To validate these qualitative findings, we performed a preliminary quantitative analysis by tracking six independent nanoparticles, using the label-free caustics optical technique, in low, medium, and high viscosity solutions that were designed to represent the qualitatively characterized environments, identified from Fig. 2 and described above, i.e., an aqueous phase, gel phase and intermediate phase. The experimental diffusion coefficients of the nanoparticles in each local environment are plotted against the static bulk viscosity for each hydrogel (characterization in supplementary information) and compared to that of deionized water, which was used as a control, in Fig. 3. To investigate the effect of nanoparticle surface charge on nanoparticle diffusion across the synthetic hydrogels, citrate-capped (negative) and branched polyethyleneimine (BPEI)-capped (positive) 100 nm diameter gold nanoparticles were tracked as described above using the caustic technique.

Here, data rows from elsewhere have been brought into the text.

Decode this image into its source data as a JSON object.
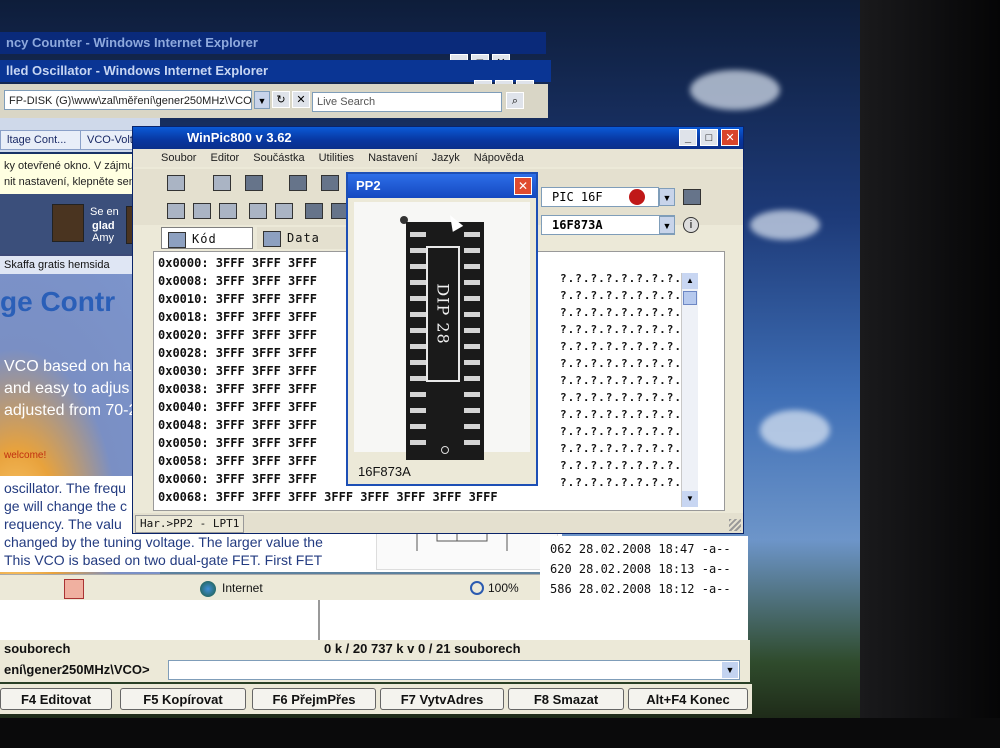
{
  "browser": {
    "window1_title": "ncy Counter - Windows Internet Explorer",
    "window2_title": "lled Oscillator - Windows Internet Explorer",
    "address": "FP-DISK (G)\\www\\zal\\měření\\gener250MHz\\VCO\\",
    "search_placeholder": "Live Search",
    "tabs": [
      "ltage Cont...",
      "VCO-Volta"
    ],
    "info_bar": [
      "ky otevřené okno. V zájmu och",
      "nit nastavení, klepněte sem..."
    ],
    "user1": "Se en",
    "user2": "glad",
    "user3": "Amy",
    "strip": "Skaffa gratis hemsida",
    "heading": "ge Contr",
    "lines": [
      "VCO based on hart",
      "and easy to adjus",
      "adjusted from 70-2"
    ],
    "welcome": "welcome!",
    "article": [
      "oscillator. The frequ",
      "ge will change the c",
      "requency. The valu",
      "changed by the tuning voltage. The larger value the",
      "This VCO is based on two dual-gate FET. First FET"
    ],
    "status_zone": "Internet",
    "zoom": "100%"
  },
  "commander": {
    "file_rows": [
      "062 28.02.2008 18:47 -a--",
      "620 28.02.2008 18:13 -a--",
      "586 28.02.2008 18:12 -a--"
    ],
    "left_count": "souborech",
    "right_count": "0 k / 20 737 k v 0 / 21 souborech",
    "cmd_path": "ení\\gener250MHz\\VCO>",
    "fkeys": [
      "F4 Editovat",
      "F5 Kopírovat",
      "F6 PřejmPřes",
      "F7 VytvAdres",
      "F8 Smazat",
      "Alt+F4 Konec"
    ]
  },
  "winpic": {
    "title": "WinPic800     v 3.62",
    "menu": [
      "Soubor",
      "Editor",
      "Součástka",
      "Utilities",
      "Nastavení",
      "Jazyk",
      "Nápověda"
    ],
    "tab_code": "Kód",
    "tab_data": "Data",
    "device_family": "PIC 16F",
    "device": "16F873A",
    "hex_rows": [
      "0x0000: 3FFF 3FFF 3FFF",
      "0x0008: 3FFF 3FFF 3FFF",
      "0x0010: 3FFF 3FFF 3FFF",
      "0x0018: 3FFF 3FFF 3FFF",
      "0x0020: 3FFF 3FFF 3FFF",
      "0x0028: 3FFF 3FFF 3FFF",
      "0x0030: 3FFF 3FFF 3FFF",
      "0x0038: 3FFF 3FFF 3FFF",
      "0x0040: 3FFF 3FFF 3FFF",
      "0x0048: 3FFF 3FFF 3FFF",
      "0x0050: 3FFF 3FFF 3FFF",
      "0x0058: 3FFF 3FFF 3FFF",
      "0x0060: 3FFF 3FFF 3FFF",
      "0x0068: 3FFF 3FFF 3FFF 3FFF 3FFF 3FFF 3FFF 3FFF"
    ],
    "ascii_rows": [
      "?.?.?.?.?.?.?.?.",
      "?.?.?.?.?.?.?.?.",
      "?.?.?.?.?.?.?.?.",
      "?.?.?.?.?.?.?.?.",
      "?.?.?.?.?.?.?.?.",
      "?.?.?.?.?.?.?.?.",
      "?.?.?.?.?.?.?.?.",
      "?.?.?.?.?.?.?.?.",
      "?.?.?.?.?.?.?.?.",
      "?.?.?.?.?.?.?.?.",
      "?.?.?.?.?.?.?.?.",
      "?.?.?.?.?.?.?.?.",
      "?.?.?.?.?.?.?.?."
    ],
    "status": "Har.>PP2 - LPT1"
  },
  "pp2_dialog": {
    "title": "PP2",
    "chip_label": "DIP 28",
    "device": "16F873A"
  }
}
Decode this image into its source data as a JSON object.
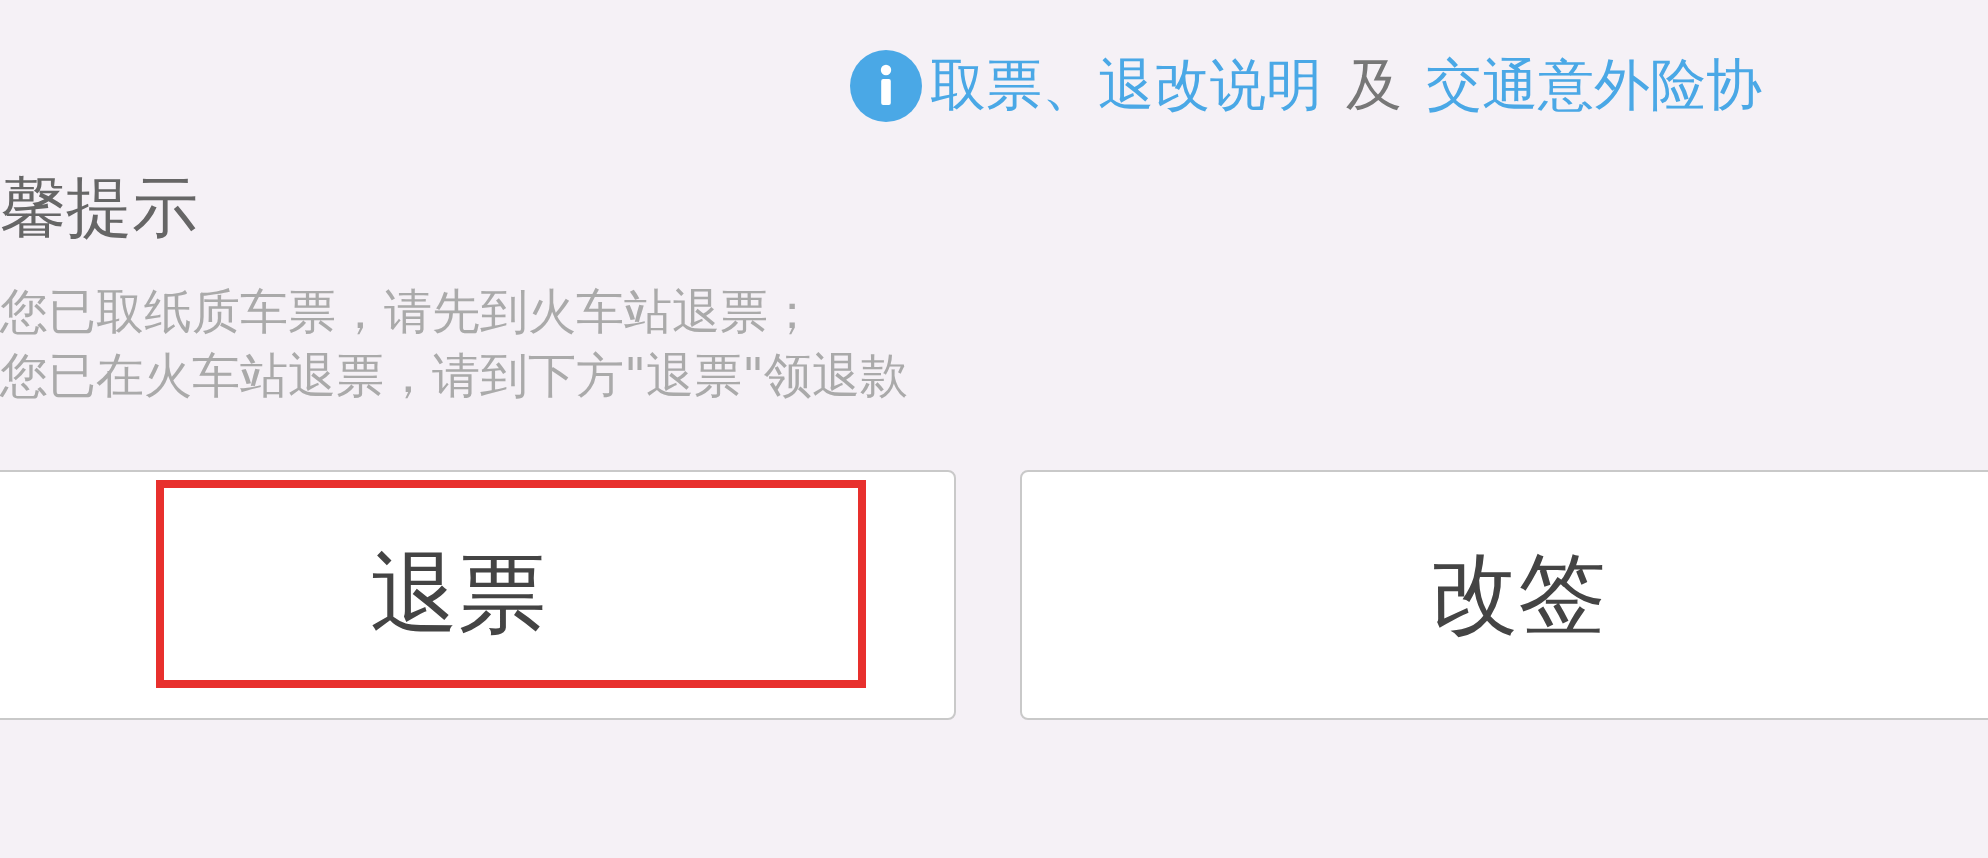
{
  "notice_links": [
    {
      "kind": "link",
      "text": "取票、退改说明"
    },
    {
      "kind": "text",
      "text": "及"
    },
    {
      "kind": "link",
      "text": "交通意外险协"
    }
  ],
  "tips": {
    "title": "馨提示",
    "lines": [
      "您已取纸质车票，请先到火车站退票；",
      "您已在火车站退票，请到下方\"退票\"领退款"
    ]
  },
  "buttons": [
    {
      "label": "退票",
      "highlighted": true
    },
    {
      "label": "改签",
      "highlighted": false
    }
  ]
}
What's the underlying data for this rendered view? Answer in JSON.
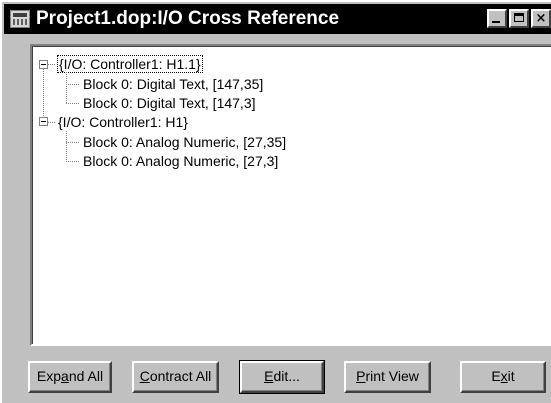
{
  "window": {
    "title": "Project1.dop:I/O Cross Reference"
  },
  "tree": {
    "nodes": [
      {
        "label": "{I/O: Controller1: H1.1}",
        "children": [
          "Block 0: Digital Text, [147,35]",
          "Block 0: Digital Text, [147,3]"
        ]
      },
      {
        "label": "{I/O: Controller1: H1}",
        "children": [
          "Block 0: Analog Numeric, [27,35]",
          "Block 0: Analog Numeric, [27,3]"
        ]
      }
    ]
  },
  "buttons": {
    "expand_all": {
      "before": "Exp",
      "mnemonic": "a",
      "after": "nd All"
    },
    "contract_all": {
      "before": "",
      "mnemonic": "C",
      "after": "ontract All"
    },
    "edit": {
      "before": "",
      "mnemonic": "E",
      "after": "dit..."
    },
    "print_view": {
      "before": "",
      "mnemonic": "P",
      "after": "rint View"
    },
    "exit": {
      "before": "E",
      "mnemonic": "x",
      "after": "it"
    }
  }
}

Diffusion coefficient values of 100 nm diameter gold nanoparticles (AuNP) positively charged (green) and negatively charged (red) in deionized water (DIW = 0.001 Pa·s) and in the agar hyaluronic acid hydrogels: low viscous (LV = 1.4 Pa·s), medium viscous (MV = 10 Pa·s) and high viscous (HV = 180 Pa·s) at the physiological eye temperature of 34˚C. Showing the diffusion values for each hydrogel phase; aqueous phase (circles), intermediate phase (triangles), and gel phase (squares). Error bars correspond to ± 1 standard deviation. Images represent the AuNP trails of motion in the three different hydrogel phases: aqueous, intermediate and gel (from top to bottom); in the three hydrogels: LV, MV, and HV (from top to bottom).
Considering that the presence of hyaluronic acid will give the hydrogels a partial negative charge, a difference in diffusion would be expected for differently charged nanoparticles36. However, the results in Fig. 3 show no definitive difference between the diffusion of positively (closed green symbols) and negatively (open red symbols) charged AuNPs across any of the gels. This was explained by the low zeta potential values of the hydrogels, characterizing these as neutral (Table 1), and the low nanoparticle concentration present in the hydrogels. More interestingly the values of diffusion coefficient were found to range from 10–12 to 10–15 m2/s for both, negatively and positively-charged 100 nm diameter AuNPs in the low and medium viscous hydrogels (Fig. 3).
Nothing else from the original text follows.